Growing to be the best player one can be is easier said than done.
Current University of Minnesota Duluth (UMD) forward J.T. Brown has done that and more as he continues on a path of a story book start to his collegiate career with the #1 ranked UMD Bulldogs.
Brown's Bulldogs just completed a weekend sweep over the Wisconsin Badgers in Madison where he picked up 2 assists in the series that featured a pair of overtime wins. Those wins maintained the Bulldog's hold in the WCHA on first place and are ranked number one in the nation.
The ultra talented wing capped off his high school career by becoming the first African-American to be nominated as a Mr. Hockey Finalist in Minnesota. That alone is an achievement and when discussing that with his father Ted, a former Vikings running back for 8 years, there is pride in his voice.
"That is a huge step for kids of color," Ted Brown said. "It doesn't matter what it is that you want to do. Don't let anybody tell you that you can't do it. If you work hard enough and do the right things, you will succeed at something.
“He (J.T.) has had a lot of obstacles along the way and he has overcome those to be the best kid that he can possibly be and I am so proud of him."
J. T. Brown led his Rosemount Irish his senior year to a 20 win season in 2007-2008. The Irish fell short in their State Tournament bid where they eventually fell to the Woodbury Royals in the section playoffs. He put up massive numbers in his high school career as he collected 75 goals and 65 assists for 140 points over three seasons. His 75 career goals are the most in Rosemount school history.
"It was a lot of fun playing with my line-mates and friends, putting it together.
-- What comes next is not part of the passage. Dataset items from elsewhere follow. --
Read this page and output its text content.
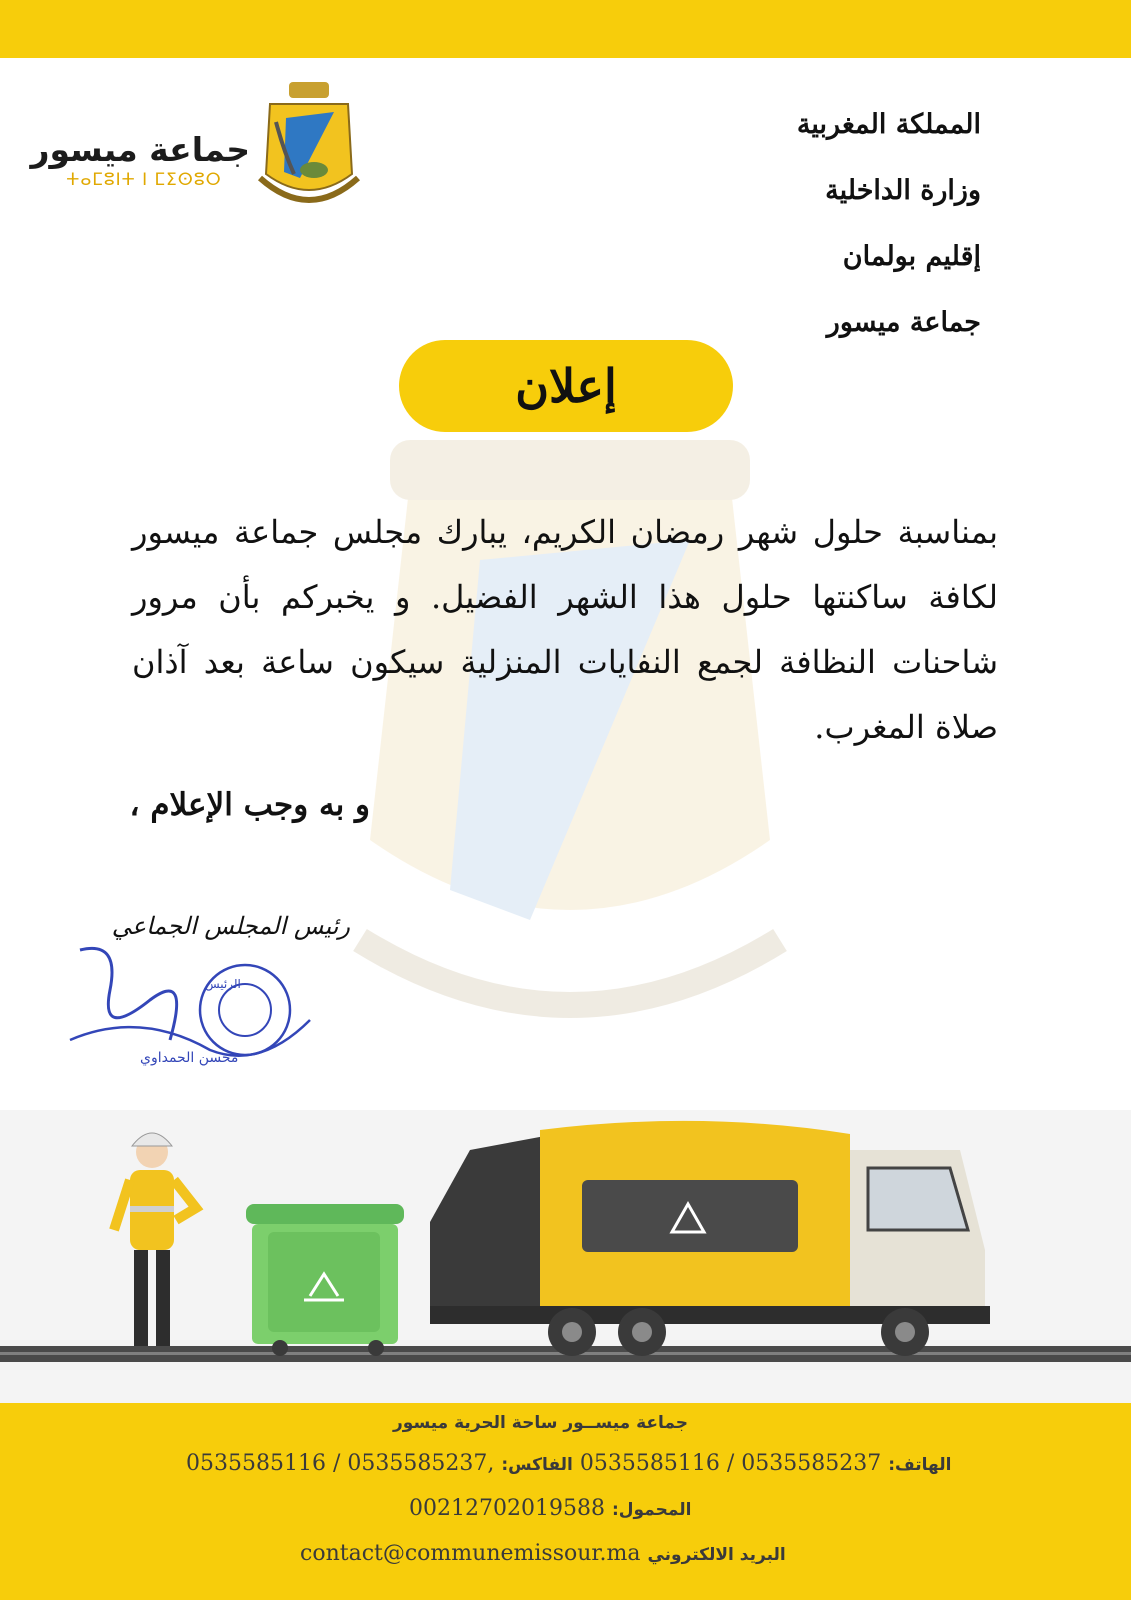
المملكة المغربية
وزارة الداخلية
إقليم بولمان
جماعة ميسور
جماعة ميسور
ⵜⴰⵎⵓⵏⵜ ⵏ ⵎⵉⵙⵓⵔ
إعلان
بمناسبة حلول شهر رمضان الكريم، يبارك مجلس جماعة ميسور لكافة ساكنتها حلول هذا الشهر الفضيل. و يخبركم بأن مرور شاحنات النظافة لجمع النفايات المنزلية سيكون ساعة بعد آذان صلاة المغرب.
و به وجب الإعلام ،
رئيس المجلس الجماعي
الرئيس
محسن الحمداوي
جماعة ميســور ساحة الحرية ميسور
الهاتف: 0535585116 / 0535585237 الفاكس: 0535585116 / 0535585237,
المحمول: 00212702019588
البريد الالكتروني contact@communemissour.ma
Our seasons never really went the way we needed them to go to get anywhere," J.T. said.
"High school was just a fun time looking back at it."
J.T. has developed into a humble, skilled, driven, unselfish, and motivated contributor to the Bulldogs with an eye on a professional career. Even though he is un-drafted, a potential free agent contract is in the waiting when his college career comes to a close. A pair of NHL teams have already discussed that option with him. He has the experience of his father to utilize for perspective.
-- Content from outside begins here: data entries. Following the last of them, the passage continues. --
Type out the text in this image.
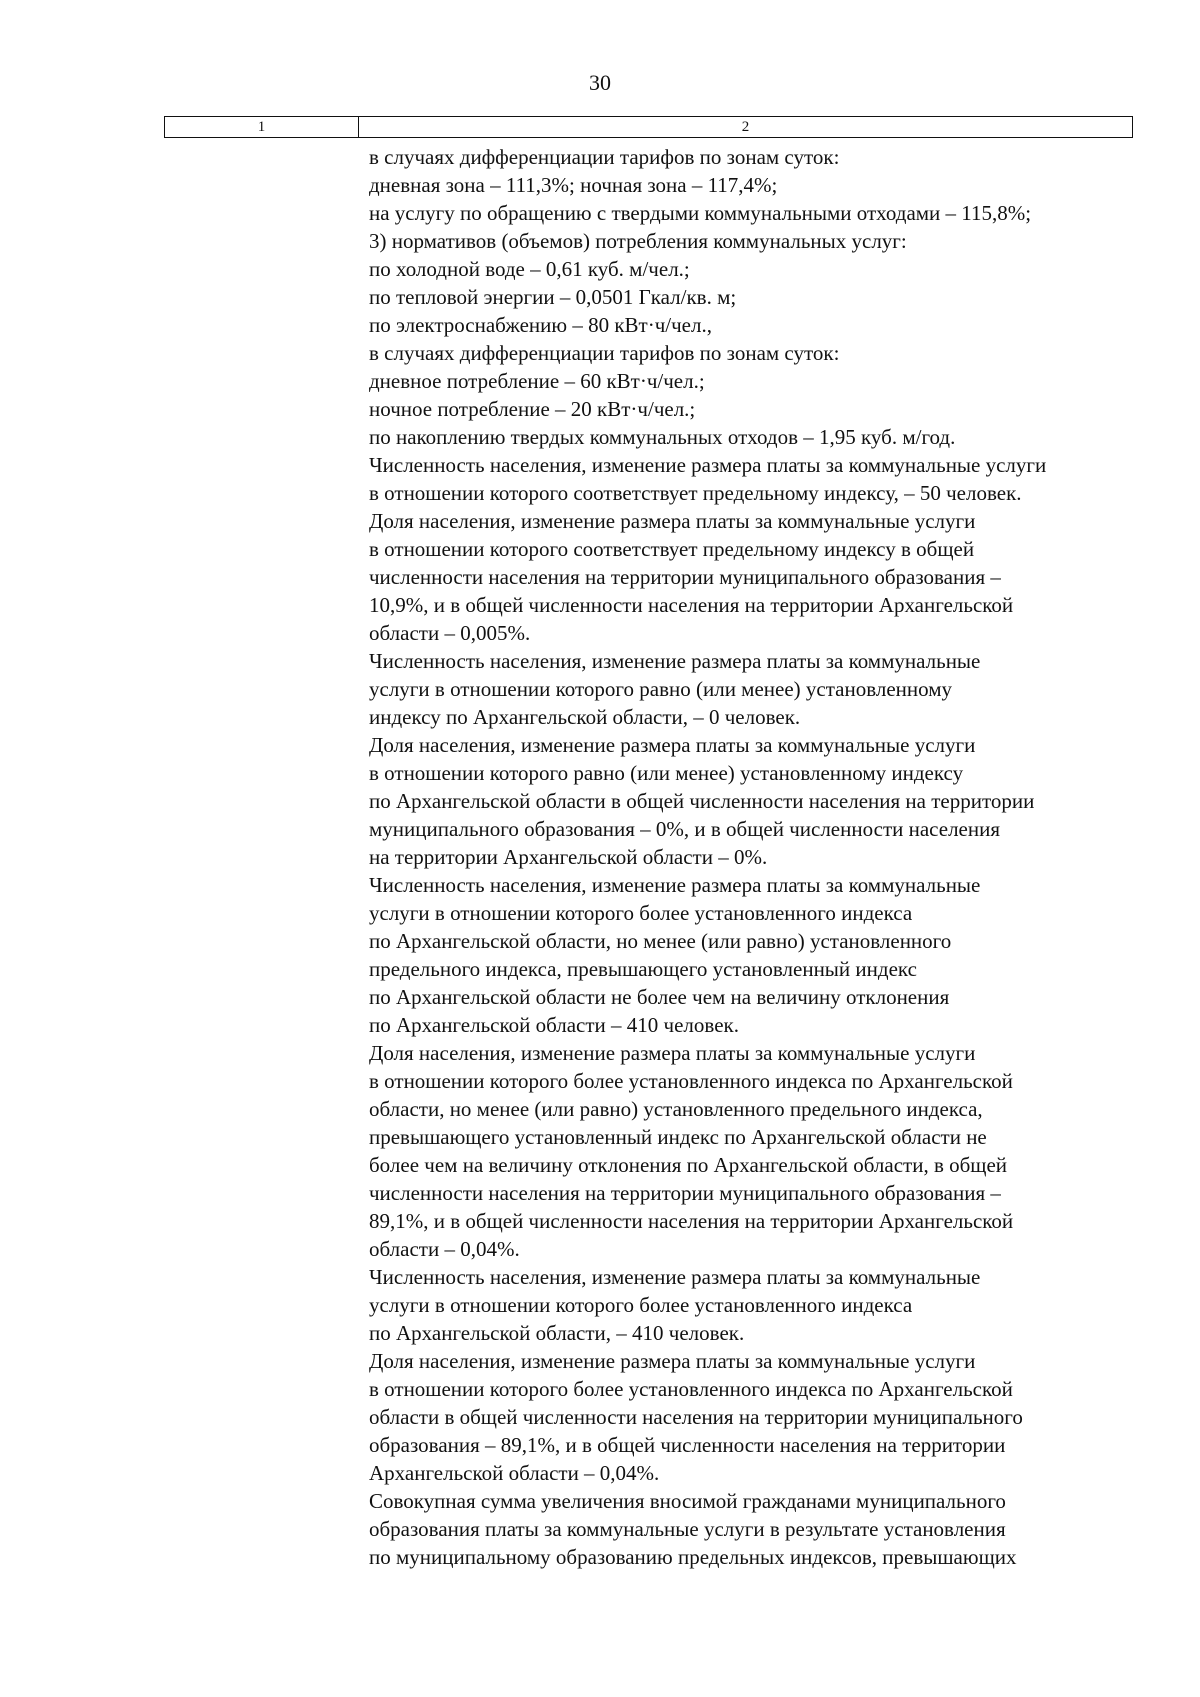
30
1	2
в случаях дифференциации тарифов по зонам суток:
дневная зона – 111,3%; ночная зона – 117,4%;
на услугу по обращению с твердыми коммунальными отходами – 115,8%;
3) нормативов (объемов) потребления коммунальных услуг:
по холодной воде – 0,61 куб. м/чел.;
по тепловой энергии – 0,0501 Гкал/кв. м;
по электроснабжению – 80 кВт·ч/чел.,
в случаях дифференциации тарифов по зонам суток:
дневное потребление – 60 кВт·ч/чел.;
ночное потребление – 20 кВт·ч/чел.;
по накоплению твердых коммунальных отходов – 1,95 куб. м/год.
Численность населения, изменение размера платы за коммунальные услуги
в отношении которого соответствует предельному индексу, – 50 человек.
Доля населения, изменение размера платы за коммунальные услуги
в отношении которого соответствует предельному индексу в общей
численности населения на территории муниципального образования –
10,9%, и в общей численности населения на территории Архангельской
области – 0,005%.
Численность населения, изменение размера платы за коммунальные
услуги в отношении которого равно (или менее) установленному
индексу по Архангельской области, – 0 человек.
Доля населения, изменение размера платы за коммунальные услуги
в отношении которого равно (или менее) установленному индексу
по Архангельской области в общей численности населения на территории
муниципального образования – 0%, и в общей численности населения
на территории Архангельской области – 0%.
Численность населения, изменение размера платы за коммунальные
услуги в отношении которого более установленного индекса
по Архангельской области, но менее (или равно) установленного
предельного индекса, превышающего установленный индекс
по Архангельской области не более чем на величину отклонения
по Архангельской области – 410 человек.
Доля населения, изменение размера платы за коммунальные услуги
в отношении которого более установленного индекса по Архангельской
области, но менее (или равно) установленного предельного индекса,
превышающего установленный индекс по Архангельской области не
более чем на величину отклонения по Архангельской области, в общей
численности населения на территории муниципального образования –
89,1%, и в общей численности населения на территории Архангельской
области – 0,04%.
Численность населения, изменение размера платы за коммунальные
услуги в отношении которого более установленного индекса
по Архангельской области, – 410 человек.
Доля населения, изменение размера платы за коммунальные услуги
в отношении которого более установленного индекса по Архангельской
области в общей численности населения на территории муниципального
образования – 89,1%, и в общей численности населения на территории
Архангельской области – 0,04%.
Совокупная сумма увеличения вносимой гражданами муниципального
образования платы за коммунальные услуги в результате установления
по муниципальному образованию предельных индексов, превышающих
It was at an early age that Brown was interested in hockey as he grew up in a neighborhood where most of the kids played hockey. He followed suit and began skating at the age of 5.
J.T. eventually took to hockey while playing football until he was in Junior High and baseball into his sophomore and junior year at Rosemount High School. According to his father, J.T. found his passion in hockey.
"He played other sports too,” Ted said. “But he found hockey was his passion and his love."
It has been a balance and realistic approach to how team sports work that the elder Brown has been able to impress on his son.
"I tell him, it is a team sport,” Ted said. “You need to play with your teammates, you need to make them better.
“I know something about team sports, although I don't know a lot about hockey and all the ins and outs of it, I know what he needs to do get better and that means to skate hard and play hard and give it his best all the time."
For the younger, hockey-playing Brown, it has been a welcome part of his relationship with his father.
"He (Ted) is one of my biggest influences,” J.T. said in a recent interview. “Obviously his background was football. He has been able to give me his input and I value his input highly. Everything he says, I value highly, so he has influenced me a lot."
J.T. has a legitimate handle on what it takes to be a well rounded college hockey player and student. He is humble in his approach and does not seek out praise for his efforts.
So humble that when Brown was named the WCHA Freshman of the month for October, he did not even tell his father.
Through 14 games this season, Brown is averaging more than a point a game (5g-10a-15pts) and is 5th on his team in points.
"I definitely wasn't expecting to step in and do that right away," Brown said. "That was one of my goals to come into the team and actually produce and help the team win instead of just sitting back.
“I wanted to actually come in, and help contribute to the team which has been going pretty well right now."
With an emphasis on his education, J.T. knows the lessons of life go well beyond the rink. He admits playing at the next level is a goal, yet understands it is difficult to get there.
"That is something I am working towards and hopefully that opportunity does come for me," Brown said. "If it doesn't, hopefully then I have my four year degree to go along with it. That is my main goal after college to try to get somewhere and play beyond college." His father agrees that education is the top priority.
"There are a lot of good hockey players,” Ted said. “The world is full of good hockey players and you have to be one of the best hockey players to make that leap from college to pro. In the meantime, he needs to worry about his studies, he needs to worry about staying in school and graduating first because you have something to fall back on."
J.T. chose UMD over other schools that recruited him as he felt he would have a chance not only to contribute to the team but also win a National Championship.
"I haven't won anything in my career yet," J.T. said. "Getting a good chance to win and contribute would be one of the main reasons I chose UMD."
The Bulldogs have a legitimate competitor on their hands that is making a difference in the early stages of his college career. If things work out for the former Rosemount Irish star, an NHL organization will land themselves a gifted, unselfish, grounded citizen and player.